Exhibit W
EXECUTION VERSION
JOINDER AGREEMENT
This JOINDER AGREEMENT, dated as of April 27, 2025 (this “Joinder Agreement”), to that certain Interim Investors Agreement, dated as of March 6, 2025 (as amended, restated, supplemented or modified from time to time in accordance with the terms thereof, the “Agreement”), by and among the Saturn Investors (as defined therein), Blazing Star Parent, LLC, a Delaware limited liability company (“Parent”), Blazing Star Merger Sub, Inc., a Delaware corporation and a wholly owned subsidiary of Parent (“Merger Sub”), Stefano Pessina, a Monégasque citizen (“SP”), and Alliance Santé Participations S.A., a société anonyme incorporated under the laws of the Grand Duchy of Luxembourg (“ASP” and, ASP together with SP, the “SP Investors”), is entered into by and between the Saturn Investors, Parent, Merger Sub, SP, ASP, and Alliance Sante Participations Ltd., an exempted company incorporated in the Cayman Islands with limited liability (Registration No. 411380) (“ASP Ltd.”). Capitalized terms used but not otherwise defined herein shall have the meanings ascribed to such terms in the Agreement (including such terms as are defined by reference to their definitions in the Merger Agreement).
WHEREAS, ASP Ltd. is a wholly controlled Affiliate of SP and constitutes an ASP Permitted Transferee under Section 2.4 of the Agreement;
WHEREAS, on the date hereof (i) SP has agreed to sell, assign, transfer and convey to ASP Ltd. the entirety of his holding of 832,258 shares of Company Common Stock and (ii) ASP has agreed to sell, assign, transfer and convey to ASP Ltd. the entirety of its holding of 144,788,821 shares of Company Common Stock, each of which Transfers constitutes an SP Permitted Transfer under Section 2.4 of the Agreement; provided that, as a precondition to such Transfer, the transferee agrees in a writing, reasonably satisfactory in form and substance to Parent and the Saturn Investors, to assume the obligations of the transferring SP Investors with respect to the shares of Company Common Stock so transferred under, and be bound by all of the terms of and obligations under, the Agreement, the Voting Agreement and the Reinvestment Agreement to which the applicable SP Investors are a party;
WHEREAS, substantially simultaneously with the entry into and delivery of this Joinder Agreement, ASP Ltd. (together with the other parties thereto) have delivered joinder agreements with respect to the Voting Agreement and the Reinvestment Agreement; and
WHEREAS, the parties hereto desire to execute this Joinder Agreement to evidence ASP Ltd.’s agreement to be bound by the terms of the Agreement and its right to enforce the Agreement as the permitted assign of the SP Investors.
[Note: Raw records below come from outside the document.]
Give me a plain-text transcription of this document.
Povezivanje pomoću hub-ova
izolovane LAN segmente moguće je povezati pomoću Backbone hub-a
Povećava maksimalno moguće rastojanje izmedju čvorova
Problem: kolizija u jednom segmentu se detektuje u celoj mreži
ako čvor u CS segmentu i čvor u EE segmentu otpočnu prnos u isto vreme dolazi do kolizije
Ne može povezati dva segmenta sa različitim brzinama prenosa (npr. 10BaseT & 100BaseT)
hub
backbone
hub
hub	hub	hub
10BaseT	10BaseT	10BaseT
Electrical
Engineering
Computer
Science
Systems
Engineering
NOW, THEREFORE, in consideration of the mutual covenants contained herein and other good and valuable consideration, the receipt and sufficiency of which are hereby acknowledged, the parties to this Joinder Agreement hereby agree as follows:
1. Agreements of ASP Ltd.
(a) By executing and delivering this Joinder Agreement, effective as of the date hereof, ASP Ltd. hereby agrees to become a party to, to be bound by, and to comply with all the terms and provisions of the Agreement as applicable to the SP Investors in the same manner as if ASP Ltd. were an original signatory to the Agreement. Without limiting the foregoing, ASP Ltd. hereby assumes the obligations of the transferring SP Investors with respect to the shares of Company Common Stock so transferred under, and agrees to be bound by all of the terms of and obligations under, the Agreement, the Voting Agreement and the Reinvestment Agreement.
(b) In addition, by executing and delivering this Joinder Agreement, ASP Ltd. hereby makes mutatis mutandis, as of the date hereof the same representations and warranties, subject to the same qualifications and limitations, as made by the SP Investors in the Agreement.
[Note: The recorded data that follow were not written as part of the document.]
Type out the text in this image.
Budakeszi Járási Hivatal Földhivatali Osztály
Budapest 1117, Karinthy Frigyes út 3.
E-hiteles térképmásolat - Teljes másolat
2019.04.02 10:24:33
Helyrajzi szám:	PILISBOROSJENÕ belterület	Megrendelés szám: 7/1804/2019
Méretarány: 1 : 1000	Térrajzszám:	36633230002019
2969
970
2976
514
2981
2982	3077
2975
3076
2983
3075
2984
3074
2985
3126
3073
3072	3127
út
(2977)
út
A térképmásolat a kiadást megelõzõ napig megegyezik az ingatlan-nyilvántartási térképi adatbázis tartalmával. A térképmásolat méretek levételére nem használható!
2. Acknowledgement of Parent and the Saturn Investors. By acknowledging this Joinder Agreement, Parent and the Saturn Investors hereby acknowledge and agree that ASP Ltd. shall have the right to assume and enforce all the rights, benefits and interests of the SP Investors, as their permitted assign, pursuant to and in accordance with the Agreement and the term “SP Investor” shall be interpreted for all purposes to include ASP Ltd.
3. Notices. Any notice to ASP Ltd. required or permitted by the Agreement shall be given to the address listed below ASP Ltd.’s signature below.
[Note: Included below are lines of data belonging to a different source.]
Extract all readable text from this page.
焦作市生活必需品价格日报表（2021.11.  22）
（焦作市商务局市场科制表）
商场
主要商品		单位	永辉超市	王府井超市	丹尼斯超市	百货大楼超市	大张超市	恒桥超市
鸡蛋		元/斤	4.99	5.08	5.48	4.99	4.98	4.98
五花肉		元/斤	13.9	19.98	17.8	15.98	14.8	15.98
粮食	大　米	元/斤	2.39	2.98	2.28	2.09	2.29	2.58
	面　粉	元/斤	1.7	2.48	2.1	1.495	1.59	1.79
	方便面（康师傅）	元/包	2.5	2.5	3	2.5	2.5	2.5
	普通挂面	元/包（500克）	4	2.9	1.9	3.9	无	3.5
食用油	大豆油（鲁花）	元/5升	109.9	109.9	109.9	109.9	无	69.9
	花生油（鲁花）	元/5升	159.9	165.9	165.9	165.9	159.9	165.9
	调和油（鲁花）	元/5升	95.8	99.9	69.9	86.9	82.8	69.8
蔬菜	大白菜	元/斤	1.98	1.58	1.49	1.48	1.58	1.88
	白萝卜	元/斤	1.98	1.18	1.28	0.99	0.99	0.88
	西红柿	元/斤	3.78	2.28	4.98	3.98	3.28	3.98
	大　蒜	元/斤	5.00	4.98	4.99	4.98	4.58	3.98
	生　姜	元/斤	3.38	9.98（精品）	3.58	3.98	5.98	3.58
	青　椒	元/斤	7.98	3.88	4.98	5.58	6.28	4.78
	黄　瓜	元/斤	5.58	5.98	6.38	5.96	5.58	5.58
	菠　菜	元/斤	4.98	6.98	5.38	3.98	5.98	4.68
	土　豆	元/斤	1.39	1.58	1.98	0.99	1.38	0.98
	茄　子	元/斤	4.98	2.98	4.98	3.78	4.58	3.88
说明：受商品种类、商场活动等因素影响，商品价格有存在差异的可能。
4. No Amendment. Except as expressly provided herein, the Agreement shall continue in full force and effect according to its terms. For the avoidance of doubt, this Joinder Agreement is not intended to, and does not, novate the Agreement, and nothing herein shall relieve the SP Investors of any of their obligations thereunder.
5. Miscellaneous. The provisions of Sections 3.2 to 3.6 and 3.9 to 3.15 of the Agreement are incorporated herein by reference and shall apply mutatis mutandis to this Joinder Agreement.
* * * *
[Remainder of page intentionally blank; signature pages follow]
-2-
IN WITNESS WHEREOF, the parties have hereby executed this Agreement as of the date first above written.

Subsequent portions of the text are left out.